Com o objetivo de debater 22 temas prioritários para a Igreja Católica, a 60ª Assembleia Geral da Conferência Nacional dos Bispos do Brasil (CNBB) teve início nesta quarta-feira (19), em Aparecida. Dentre os temas abordados, estão a violência nas escolas, a proteção dos povos indígenas, os desafios da Igreja e a Campanha da Fraternidade.
Durante o evento, a CNBB lançou um documento sugerindo ações de paz nas escolas diante dos recentes casos de violência escolar no Brasil. Dentre as medidas, estão a importância do diálogo e da criação de um ambiente escolar de confiança. O documento na íntegra está disponível no site da CNBB.
A conferência foi conduzida pela presidência da entidade, o arcebispo de Aparecida (SP), dom Orlando Brandes, e o reitor do Santuário de Aparecida, padre Carlos Eduardo Catalfo. Durante a primeira sessão, foram apresentados os bispos nomeados no último ano para a Igreja no Brasil.

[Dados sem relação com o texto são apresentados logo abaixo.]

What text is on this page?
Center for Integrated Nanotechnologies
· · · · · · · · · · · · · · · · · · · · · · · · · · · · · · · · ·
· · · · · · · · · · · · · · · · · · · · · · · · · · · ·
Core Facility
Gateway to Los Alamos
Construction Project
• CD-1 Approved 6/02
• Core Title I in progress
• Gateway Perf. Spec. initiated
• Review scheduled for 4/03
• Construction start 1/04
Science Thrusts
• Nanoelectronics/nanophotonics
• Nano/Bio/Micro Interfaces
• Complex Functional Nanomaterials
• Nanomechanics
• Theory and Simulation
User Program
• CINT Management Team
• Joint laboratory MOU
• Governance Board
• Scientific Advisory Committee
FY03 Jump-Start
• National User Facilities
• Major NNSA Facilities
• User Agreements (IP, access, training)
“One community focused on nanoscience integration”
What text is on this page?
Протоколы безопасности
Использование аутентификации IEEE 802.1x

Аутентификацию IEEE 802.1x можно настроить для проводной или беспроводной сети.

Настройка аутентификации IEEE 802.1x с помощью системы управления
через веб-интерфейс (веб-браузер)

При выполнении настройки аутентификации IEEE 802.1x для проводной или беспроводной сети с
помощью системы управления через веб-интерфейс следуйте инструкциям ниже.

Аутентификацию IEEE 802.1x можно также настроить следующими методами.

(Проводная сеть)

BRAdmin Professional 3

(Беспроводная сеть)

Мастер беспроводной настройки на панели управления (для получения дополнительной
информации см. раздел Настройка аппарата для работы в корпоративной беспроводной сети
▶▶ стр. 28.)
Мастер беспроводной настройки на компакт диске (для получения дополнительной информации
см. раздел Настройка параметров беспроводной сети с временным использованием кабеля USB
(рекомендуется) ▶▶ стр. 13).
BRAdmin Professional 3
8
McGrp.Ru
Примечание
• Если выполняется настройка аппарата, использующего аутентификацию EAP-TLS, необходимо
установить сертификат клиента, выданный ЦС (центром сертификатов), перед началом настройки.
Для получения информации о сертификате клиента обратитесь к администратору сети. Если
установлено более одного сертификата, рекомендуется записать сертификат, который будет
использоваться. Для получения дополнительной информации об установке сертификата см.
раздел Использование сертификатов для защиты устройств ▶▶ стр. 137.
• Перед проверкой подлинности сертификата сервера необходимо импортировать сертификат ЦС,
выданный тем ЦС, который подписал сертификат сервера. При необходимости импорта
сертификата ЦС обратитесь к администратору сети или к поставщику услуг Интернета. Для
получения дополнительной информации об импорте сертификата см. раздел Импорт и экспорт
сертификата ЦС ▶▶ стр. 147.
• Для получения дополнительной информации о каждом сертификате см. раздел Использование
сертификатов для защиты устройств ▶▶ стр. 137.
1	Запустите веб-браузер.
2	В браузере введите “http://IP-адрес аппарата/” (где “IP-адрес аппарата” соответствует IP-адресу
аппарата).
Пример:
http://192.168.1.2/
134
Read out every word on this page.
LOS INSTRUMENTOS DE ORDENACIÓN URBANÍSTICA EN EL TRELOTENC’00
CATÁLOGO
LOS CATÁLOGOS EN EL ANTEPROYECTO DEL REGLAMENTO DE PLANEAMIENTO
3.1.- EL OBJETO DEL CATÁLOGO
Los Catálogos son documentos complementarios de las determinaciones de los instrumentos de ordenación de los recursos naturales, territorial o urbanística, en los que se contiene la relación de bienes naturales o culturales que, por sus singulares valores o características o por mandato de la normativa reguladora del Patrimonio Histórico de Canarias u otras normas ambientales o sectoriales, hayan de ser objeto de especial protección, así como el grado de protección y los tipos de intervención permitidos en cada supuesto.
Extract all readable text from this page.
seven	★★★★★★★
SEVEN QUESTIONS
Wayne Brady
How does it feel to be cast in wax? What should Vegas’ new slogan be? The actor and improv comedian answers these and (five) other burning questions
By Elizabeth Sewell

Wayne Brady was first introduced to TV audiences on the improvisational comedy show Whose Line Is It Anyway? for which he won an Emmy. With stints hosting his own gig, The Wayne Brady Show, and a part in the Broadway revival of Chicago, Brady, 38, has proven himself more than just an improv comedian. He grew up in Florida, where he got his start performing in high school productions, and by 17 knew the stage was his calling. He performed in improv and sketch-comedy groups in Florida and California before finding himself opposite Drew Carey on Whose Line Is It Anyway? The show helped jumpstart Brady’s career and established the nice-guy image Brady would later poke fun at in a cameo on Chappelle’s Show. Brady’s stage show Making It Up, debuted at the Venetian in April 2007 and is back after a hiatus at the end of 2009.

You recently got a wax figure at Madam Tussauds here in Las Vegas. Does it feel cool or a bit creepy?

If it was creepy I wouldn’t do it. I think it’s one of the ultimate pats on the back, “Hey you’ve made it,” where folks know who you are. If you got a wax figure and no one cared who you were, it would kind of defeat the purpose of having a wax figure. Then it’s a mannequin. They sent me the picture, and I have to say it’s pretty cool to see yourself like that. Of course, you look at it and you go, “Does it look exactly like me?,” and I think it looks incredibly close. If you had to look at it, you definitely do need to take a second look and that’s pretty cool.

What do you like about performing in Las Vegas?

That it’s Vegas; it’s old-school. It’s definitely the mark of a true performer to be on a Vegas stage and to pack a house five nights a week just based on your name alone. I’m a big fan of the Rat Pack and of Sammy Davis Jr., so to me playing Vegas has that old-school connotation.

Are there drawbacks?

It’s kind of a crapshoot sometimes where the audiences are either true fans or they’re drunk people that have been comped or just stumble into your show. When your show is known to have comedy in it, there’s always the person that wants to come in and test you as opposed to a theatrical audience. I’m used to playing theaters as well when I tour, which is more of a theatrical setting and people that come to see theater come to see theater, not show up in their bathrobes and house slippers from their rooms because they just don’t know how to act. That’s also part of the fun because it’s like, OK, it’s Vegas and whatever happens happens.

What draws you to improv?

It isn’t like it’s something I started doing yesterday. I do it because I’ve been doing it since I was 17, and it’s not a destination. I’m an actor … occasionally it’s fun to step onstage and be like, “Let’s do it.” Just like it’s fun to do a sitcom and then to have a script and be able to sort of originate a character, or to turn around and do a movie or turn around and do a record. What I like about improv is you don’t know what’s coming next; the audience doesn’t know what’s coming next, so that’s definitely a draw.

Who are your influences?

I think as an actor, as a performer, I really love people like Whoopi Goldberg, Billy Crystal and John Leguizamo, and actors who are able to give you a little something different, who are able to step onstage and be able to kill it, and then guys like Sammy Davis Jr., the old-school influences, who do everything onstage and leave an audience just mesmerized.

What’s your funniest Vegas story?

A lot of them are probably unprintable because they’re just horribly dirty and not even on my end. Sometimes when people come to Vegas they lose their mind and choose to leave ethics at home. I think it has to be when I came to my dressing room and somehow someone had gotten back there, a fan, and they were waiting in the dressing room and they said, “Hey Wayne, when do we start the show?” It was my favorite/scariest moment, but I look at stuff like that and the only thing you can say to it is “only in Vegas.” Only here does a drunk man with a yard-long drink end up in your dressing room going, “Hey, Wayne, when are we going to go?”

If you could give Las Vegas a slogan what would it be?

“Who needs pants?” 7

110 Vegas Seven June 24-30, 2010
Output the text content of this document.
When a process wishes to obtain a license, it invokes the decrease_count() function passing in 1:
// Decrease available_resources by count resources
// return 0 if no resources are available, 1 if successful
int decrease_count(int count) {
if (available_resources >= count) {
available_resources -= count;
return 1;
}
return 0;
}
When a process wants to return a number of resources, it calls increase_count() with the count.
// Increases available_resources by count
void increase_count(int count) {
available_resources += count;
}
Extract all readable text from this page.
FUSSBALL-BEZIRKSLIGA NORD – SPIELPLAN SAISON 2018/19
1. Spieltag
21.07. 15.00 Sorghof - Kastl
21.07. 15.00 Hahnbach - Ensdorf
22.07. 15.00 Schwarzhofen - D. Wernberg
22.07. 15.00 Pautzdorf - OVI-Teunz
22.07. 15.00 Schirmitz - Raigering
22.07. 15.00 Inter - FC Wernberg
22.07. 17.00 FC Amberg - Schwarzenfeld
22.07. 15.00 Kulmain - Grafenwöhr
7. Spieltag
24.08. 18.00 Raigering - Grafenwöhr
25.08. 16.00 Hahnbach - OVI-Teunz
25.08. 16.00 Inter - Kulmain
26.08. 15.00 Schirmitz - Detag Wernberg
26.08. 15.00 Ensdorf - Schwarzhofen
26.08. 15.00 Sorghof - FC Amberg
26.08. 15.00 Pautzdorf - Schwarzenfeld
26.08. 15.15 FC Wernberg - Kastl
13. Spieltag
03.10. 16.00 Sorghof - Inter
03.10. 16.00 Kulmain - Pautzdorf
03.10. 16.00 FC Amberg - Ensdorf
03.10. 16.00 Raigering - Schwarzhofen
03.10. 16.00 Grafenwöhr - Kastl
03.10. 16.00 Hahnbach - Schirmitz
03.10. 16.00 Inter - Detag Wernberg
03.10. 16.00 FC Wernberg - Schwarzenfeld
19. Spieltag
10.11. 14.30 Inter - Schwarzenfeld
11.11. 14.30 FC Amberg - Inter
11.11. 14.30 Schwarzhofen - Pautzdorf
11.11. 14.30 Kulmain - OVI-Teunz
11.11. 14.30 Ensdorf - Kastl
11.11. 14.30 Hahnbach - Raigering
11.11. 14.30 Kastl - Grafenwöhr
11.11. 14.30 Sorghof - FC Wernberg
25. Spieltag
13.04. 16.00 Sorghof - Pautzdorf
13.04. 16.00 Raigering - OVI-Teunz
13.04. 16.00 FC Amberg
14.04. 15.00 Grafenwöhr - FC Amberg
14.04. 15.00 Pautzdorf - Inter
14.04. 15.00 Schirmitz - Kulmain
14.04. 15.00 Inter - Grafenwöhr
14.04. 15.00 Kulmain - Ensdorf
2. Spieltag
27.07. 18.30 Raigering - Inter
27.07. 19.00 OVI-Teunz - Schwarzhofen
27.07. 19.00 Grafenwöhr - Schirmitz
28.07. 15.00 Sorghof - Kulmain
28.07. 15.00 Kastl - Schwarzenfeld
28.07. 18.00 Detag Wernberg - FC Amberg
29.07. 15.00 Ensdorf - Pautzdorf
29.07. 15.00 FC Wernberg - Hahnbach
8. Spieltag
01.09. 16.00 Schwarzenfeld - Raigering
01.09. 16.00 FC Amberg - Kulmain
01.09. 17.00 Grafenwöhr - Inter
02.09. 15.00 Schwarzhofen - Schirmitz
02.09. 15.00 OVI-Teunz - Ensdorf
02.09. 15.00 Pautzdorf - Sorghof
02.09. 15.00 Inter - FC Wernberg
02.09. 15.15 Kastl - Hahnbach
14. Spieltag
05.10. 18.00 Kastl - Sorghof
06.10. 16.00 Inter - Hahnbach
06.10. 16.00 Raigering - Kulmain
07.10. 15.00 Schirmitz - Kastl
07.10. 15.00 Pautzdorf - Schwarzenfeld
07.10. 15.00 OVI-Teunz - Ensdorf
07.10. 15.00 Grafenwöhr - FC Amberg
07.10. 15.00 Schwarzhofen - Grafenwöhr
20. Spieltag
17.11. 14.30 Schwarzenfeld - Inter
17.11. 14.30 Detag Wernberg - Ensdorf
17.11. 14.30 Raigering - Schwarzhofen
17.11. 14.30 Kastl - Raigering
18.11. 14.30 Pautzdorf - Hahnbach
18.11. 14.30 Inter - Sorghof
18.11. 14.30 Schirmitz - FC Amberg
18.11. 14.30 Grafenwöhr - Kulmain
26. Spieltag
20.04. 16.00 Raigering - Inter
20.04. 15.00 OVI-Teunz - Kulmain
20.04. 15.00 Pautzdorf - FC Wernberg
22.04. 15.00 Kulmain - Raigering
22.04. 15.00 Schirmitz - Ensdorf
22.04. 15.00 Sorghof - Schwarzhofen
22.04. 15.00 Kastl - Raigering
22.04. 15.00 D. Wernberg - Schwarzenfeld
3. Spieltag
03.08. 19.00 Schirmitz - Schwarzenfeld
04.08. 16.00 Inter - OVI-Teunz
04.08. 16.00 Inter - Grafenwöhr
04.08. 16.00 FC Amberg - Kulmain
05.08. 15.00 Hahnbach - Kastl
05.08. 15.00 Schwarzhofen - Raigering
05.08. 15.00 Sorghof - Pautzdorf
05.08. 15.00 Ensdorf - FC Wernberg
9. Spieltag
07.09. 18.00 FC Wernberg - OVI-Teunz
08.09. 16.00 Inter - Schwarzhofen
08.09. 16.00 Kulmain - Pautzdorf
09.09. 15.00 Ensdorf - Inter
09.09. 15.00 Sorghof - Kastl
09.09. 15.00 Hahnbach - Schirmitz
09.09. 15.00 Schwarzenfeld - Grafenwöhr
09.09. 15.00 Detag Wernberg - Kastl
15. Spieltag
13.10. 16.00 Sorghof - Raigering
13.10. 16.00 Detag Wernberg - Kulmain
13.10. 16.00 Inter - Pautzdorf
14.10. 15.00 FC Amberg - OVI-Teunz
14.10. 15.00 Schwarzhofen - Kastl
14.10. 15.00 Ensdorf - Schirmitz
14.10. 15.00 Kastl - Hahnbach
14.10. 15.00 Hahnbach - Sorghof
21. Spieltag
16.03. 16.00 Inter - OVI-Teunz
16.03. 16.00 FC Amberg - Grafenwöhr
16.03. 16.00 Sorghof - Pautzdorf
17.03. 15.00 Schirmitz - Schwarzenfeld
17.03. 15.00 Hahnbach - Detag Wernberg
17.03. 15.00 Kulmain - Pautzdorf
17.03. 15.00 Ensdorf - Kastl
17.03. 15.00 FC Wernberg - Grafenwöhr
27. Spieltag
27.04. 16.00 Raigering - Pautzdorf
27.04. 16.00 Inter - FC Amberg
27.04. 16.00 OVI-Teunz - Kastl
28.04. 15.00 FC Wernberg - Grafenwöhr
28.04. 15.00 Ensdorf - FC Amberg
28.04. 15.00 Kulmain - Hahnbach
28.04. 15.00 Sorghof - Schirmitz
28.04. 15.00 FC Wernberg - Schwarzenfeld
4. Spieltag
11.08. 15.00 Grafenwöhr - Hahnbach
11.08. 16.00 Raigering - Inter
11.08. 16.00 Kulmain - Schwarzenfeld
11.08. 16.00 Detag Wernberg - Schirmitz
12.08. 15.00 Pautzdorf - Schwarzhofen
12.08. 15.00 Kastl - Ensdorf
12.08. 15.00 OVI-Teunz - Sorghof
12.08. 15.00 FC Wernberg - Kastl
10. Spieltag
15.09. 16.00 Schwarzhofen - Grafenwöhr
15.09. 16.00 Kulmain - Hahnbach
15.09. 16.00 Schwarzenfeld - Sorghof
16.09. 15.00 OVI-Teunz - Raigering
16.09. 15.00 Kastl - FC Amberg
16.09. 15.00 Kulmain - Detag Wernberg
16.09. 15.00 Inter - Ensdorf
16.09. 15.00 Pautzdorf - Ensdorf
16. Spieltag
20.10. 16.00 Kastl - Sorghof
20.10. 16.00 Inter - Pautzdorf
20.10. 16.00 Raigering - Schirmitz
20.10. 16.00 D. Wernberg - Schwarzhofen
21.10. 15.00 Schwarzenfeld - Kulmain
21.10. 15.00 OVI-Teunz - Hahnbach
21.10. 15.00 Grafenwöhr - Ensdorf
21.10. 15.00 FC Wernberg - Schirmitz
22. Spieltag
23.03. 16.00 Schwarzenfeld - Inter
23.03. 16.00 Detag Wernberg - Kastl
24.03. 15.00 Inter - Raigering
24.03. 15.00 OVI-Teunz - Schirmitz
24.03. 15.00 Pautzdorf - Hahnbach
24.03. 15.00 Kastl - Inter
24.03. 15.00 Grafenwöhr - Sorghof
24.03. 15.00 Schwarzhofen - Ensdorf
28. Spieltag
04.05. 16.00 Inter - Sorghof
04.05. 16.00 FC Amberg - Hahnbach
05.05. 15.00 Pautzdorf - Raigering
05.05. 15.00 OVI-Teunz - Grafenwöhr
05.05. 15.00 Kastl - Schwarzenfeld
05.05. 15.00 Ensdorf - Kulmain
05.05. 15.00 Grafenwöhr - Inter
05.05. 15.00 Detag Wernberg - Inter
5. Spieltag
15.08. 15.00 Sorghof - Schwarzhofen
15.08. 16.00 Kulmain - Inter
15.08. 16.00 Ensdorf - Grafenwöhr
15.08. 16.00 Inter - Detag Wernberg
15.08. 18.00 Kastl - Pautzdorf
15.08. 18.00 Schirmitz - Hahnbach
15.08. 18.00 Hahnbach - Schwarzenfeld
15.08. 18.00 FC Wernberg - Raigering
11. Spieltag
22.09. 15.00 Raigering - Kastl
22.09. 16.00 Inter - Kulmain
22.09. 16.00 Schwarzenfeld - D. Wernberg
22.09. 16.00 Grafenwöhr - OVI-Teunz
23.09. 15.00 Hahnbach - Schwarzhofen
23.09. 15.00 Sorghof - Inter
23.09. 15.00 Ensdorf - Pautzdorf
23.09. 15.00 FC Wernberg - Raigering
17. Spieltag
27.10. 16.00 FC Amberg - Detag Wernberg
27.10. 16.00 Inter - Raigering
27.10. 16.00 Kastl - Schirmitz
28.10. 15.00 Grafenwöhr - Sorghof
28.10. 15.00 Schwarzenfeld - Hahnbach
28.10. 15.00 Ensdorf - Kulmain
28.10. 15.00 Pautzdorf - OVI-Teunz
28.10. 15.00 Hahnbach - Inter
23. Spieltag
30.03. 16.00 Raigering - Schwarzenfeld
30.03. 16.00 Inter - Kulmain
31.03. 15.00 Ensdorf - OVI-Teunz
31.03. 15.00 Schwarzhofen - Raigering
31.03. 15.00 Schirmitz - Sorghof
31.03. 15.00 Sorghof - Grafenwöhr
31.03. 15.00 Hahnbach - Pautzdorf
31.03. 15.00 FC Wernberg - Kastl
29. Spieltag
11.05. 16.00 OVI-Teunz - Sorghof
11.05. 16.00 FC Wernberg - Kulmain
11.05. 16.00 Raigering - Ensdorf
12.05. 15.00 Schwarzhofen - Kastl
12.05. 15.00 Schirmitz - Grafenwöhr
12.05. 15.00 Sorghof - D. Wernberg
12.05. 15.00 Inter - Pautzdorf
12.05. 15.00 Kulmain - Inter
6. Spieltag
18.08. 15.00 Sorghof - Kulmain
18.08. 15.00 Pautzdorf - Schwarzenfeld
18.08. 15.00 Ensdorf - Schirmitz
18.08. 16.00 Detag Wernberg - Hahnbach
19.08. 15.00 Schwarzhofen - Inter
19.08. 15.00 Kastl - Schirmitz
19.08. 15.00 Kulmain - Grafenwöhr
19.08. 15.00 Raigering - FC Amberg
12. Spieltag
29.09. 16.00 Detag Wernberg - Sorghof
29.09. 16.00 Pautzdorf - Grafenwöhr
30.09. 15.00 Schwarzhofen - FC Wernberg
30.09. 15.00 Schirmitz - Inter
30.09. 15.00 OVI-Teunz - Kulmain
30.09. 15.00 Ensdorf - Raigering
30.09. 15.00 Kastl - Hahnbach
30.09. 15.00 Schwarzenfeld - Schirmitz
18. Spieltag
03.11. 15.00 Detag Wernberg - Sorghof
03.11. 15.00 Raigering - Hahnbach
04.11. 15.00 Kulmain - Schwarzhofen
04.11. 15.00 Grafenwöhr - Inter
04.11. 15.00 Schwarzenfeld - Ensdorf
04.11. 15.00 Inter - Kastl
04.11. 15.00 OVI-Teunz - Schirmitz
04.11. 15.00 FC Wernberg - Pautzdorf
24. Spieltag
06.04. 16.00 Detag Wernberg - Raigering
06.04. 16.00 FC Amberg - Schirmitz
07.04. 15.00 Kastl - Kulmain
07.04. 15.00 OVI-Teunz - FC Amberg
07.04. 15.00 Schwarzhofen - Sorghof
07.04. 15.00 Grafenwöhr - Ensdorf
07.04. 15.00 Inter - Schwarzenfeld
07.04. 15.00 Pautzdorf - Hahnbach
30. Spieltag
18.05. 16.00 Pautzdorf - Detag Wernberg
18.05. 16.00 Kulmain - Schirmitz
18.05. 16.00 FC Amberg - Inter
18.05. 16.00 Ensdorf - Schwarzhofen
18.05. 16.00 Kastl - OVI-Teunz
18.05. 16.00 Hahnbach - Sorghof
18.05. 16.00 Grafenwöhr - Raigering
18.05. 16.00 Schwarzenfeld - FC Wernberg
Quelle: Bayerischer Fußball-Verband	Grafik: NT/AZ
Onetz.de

Sobre a violência nas escolas, o presidente da CNBB disse que vê essa realidade como “consequência dos caminhos que nós temos tomado muitas vezes lamentavelmente a partir de lideranças políticas importantes que vêm fomentando o ódio, desavenças, o que compromete a busca pela fraternidade universal”.
Seguindo o Pacto Educativo Global, convocado pelo Papa Francisco, ele chamou os fiéis a encontrarem “caminhos de diálogo, serviço e indicações concretas”. Segundo ele, viver a fé cristã é humanizar-se, buscando estabelecer a cultura da paz.
Povos indígenas
A abertura do evento aconteceu no dia dos povos indígenas. Aproveitando a ocasião, o arcebispo de Cuiabá (MT) e segundo vice-presidente da CNBB, dom Mário Antônio da Silva, destacou que a Igreja têm abraçado as causas das comunidades.
Segundo ele ele, é preciso “reconhecer o protagonismo dos povos indígenas e comunidades tradicionais e reconhecer sua sabedoria e beber dessa fonte para descobrir soluções para os muitos problemas que vivemos hoje em nossa nação e em nosso planeta, sobretudo na questão da preservação ambiental”.
Desafios da Igreja
O presidente da entidade, Dom Walmor, classificou os últimos quatro anos como mais difíceis nos 70 anos da CNBB.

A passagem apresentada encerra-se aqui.